Earlier this year, Gloucester Cathedral was the mystically apt setting for a large-scale retrospective exhibition of paintings, sculptures and stained glass by Gloucestershire-based artist Greg Tricker, who was born in London in 1951. The same body of work moved on to Westminster Cathedral, and selected works will be on show at London’s Piano Nobile gallery from November 9 to December 10.

The Westminster show marks the launch of a profoundly perceptive new book, The Christ Journey: Sister Wendy Beckett Reflects on the Art of Greg Tricker. Sister Wendy says: “Tricker has an amazing innocence and passion, and extraordinary command of techniques, painting, drawing, sculpting, all with the same concentrated yet gentle power.”

In Gloucester Cathedral, new stained-glass panels of the most subtle delicacy and chunky grandeur – portraying in turn Mary and the baby Jesus, the adult Christ, St Francis of Assisi and St Clare – were attached to great columns in the nave. Also in the nave were an impressively intricate oak sculpture of a voyaging Joseph of Arimathea, and a bronze sculpture of St Bernadette as a far-seeing shepherdess of enchanting purity.

Walls of the cloister were hung with examples of Tricker’s earthy yet graceful art – sometimes reminiscent of medieval stained glass – forming a kind of retrospective, encompassing his extensive series on subjects such as the life of Kaspar Hauser (the holy fool of a boy imprisoned for 12 years in a tiny, dark underground cell near Nuremberg in the early 19th century), St Francis and St Bernadette and, most recently, the journeys of Christ.

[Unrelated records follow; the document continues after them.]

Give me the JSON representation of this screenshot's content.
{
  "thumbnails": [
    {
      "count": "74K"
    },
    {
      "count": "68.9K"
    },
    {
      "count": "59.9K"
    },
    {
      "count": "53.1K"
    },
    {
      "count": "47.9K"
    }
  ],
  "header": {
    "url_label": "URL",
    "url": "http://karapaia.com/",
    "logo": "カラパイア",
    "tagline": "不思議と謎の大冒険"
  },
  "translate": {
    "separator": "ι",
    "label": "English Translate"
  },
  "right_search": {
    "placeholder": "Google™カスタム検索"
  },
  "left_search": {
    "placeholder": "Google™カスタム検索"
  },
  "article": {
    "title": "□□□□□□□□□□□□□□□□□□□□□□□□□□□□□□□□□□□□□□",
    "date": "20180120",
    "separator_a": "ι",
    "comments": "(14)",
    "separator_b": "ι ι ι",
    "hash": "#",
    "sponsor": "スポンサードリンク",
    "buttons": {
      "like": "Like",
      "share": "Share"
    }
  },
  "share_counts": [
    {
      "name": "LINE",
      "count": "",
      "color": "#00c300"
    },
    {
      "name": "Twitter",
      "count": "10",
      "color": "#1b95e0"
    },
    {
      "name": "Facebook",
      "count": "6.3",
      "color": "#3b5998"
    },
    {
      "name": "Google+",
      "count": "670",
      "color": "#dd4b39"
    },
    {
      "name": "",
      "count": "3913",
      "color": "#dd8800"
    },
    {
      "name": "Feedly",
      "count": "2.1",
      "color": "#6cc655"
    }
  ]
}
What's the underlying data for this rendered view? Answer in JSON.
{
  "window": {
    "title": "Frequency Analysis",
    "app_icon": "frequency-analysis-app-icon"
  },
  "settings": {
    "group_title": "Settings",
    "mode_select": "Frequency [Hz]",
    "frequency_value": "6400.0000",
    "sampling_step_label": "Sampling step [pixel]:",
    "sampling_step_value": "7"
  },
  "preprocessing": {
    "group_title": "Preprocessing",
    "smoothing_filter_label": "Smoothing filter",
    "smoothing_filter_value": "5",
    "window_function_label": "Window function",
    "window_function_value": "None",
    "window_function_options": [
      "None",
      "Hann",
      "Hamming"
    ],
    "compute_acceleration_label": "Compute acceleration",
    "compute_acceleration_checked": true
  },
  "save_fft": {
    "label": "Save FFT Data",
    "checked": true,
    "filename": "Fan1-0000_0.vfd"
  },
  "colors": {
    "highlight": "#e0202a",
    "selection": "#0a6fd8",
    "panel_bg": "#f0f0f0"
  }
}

There were beautiful juxtapositions between Tricker’s art and the cathedral setting, including an exquisitely fluid limestone relief of St Francis and the birds held aloft by a medieval carving (on a pillar in the nave) of angels’ wings.

In her new book, Sister Wendy discusses Tricker’s ineffably poignant painting of Anne Frank holding a songbird: “Anne, with everything against her, lived in joy. She writes: ‘I want to go on living.’ Why? She seemed to have so little to live for. But Anne understood that all life was a gift, a beautiful gift that was to be appreciated. She lived in the present moment and that is the only place where God gives himself to us. The darkness of this picture is a bright darkness, beautiful and radiant, transcending all bars.”

Philip Vann is the author of Face to Face: British Portraits in the Twentieth Century and co-author of a book on the artist William Crozier.